Водитель показывает журналистское удостоверение Бриты, и подростки заглядывают в машину, всматриваясь в ее лицо. Один что-то произносит по-немецки, и она еле подавляет в себе совершенно идиотский порыв поинтересоваться, не продаст ли он ей свое кепи. У него на голове потрясающее кепи с заломленным синим козырьком, отличный бы вышел подарок для одного ее нью-йоркского приятеля.
Машина трогается с места.
Писателей она больше не снимает. Это как-то потеряло смысл. Теперь она работает по заданиям журналов. Темы очень интересные: войны, почти не замеченные прессой, босоногие дети в клубах дорожной пыли. Писательский проект однажды вдруг бац - и кончился. В чем причина, Брита сама не знает - просто желание отпало. Ей больше не кажется, что писателями она могла бы заниматься вечно.

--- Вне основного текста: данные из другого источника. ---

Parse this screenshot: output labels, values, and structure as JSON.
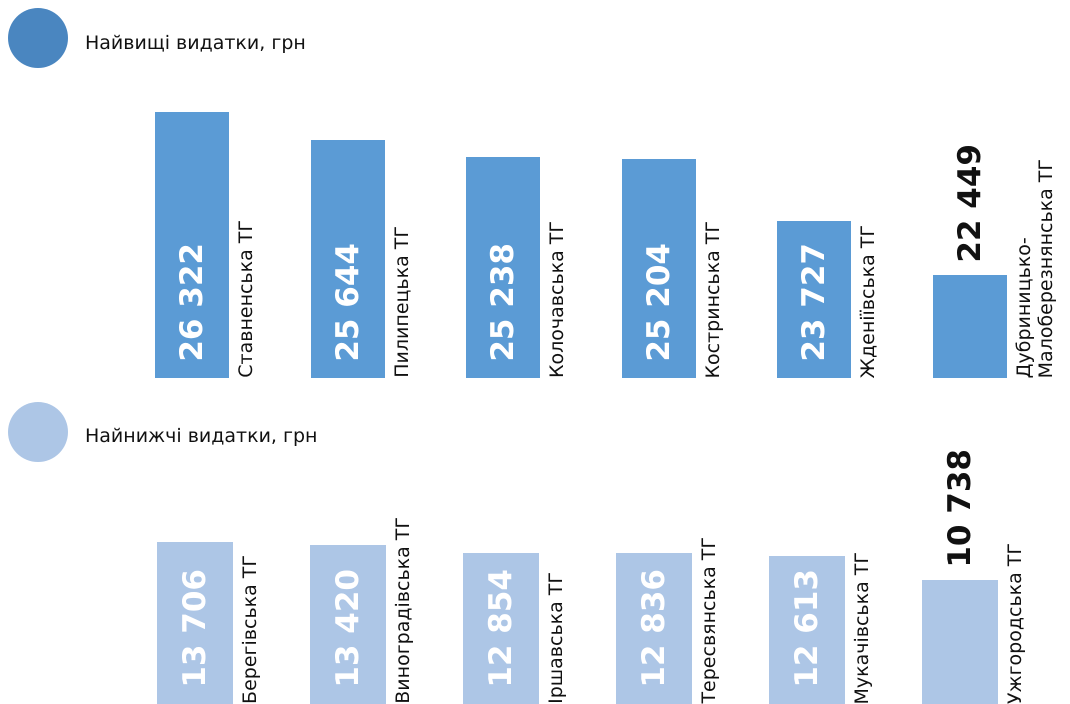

Теперь пошли плакаты в честь нового прохладительного напитка "Кока II", приляпанные к стенам из цементных блоков, и ее озаряет безумная догадка: эта реклама - тайный знак присутствия маоистов. Цвет букв подозрительный - очень уж вызывающий, кричаще-красный. Машина ужом пробирается по узким теснинам, где чем только не воняет, где в канавах струятся сточные воды, где горят покрышки, а вот собака - одни ребра да язык - лежит неподвижно, вся в зеленых мухах, вся сверкая; даже плакатам тесно, стены залеплены сплошь, а сами плакаты заполнены мелкими, не рассмотришь, граффити: завитушки сплетаются, перекрывают одна другую, этакий "Гнев. Бумага, бытовая масляная краска, фломастер", и Бриту осеняет еще одна безумная мысль - это же местные дацзыбао[26], это как плакаты китайской Культурной революции, крупным шрифтом обличавшие и остерегавшие, призывавшие к самокритике. Во всяком случае, определенное внешнее сходство есть. Кое-где плакаты, наклеенные один над другим, добираются почти до третьего этажа, по десять в ряд, теснят друг дружку, образуют многослойные пласты, что-то провозглашают, тысячи арабских слов вьются между буквами и римскими цифрами логотипа "Кока II".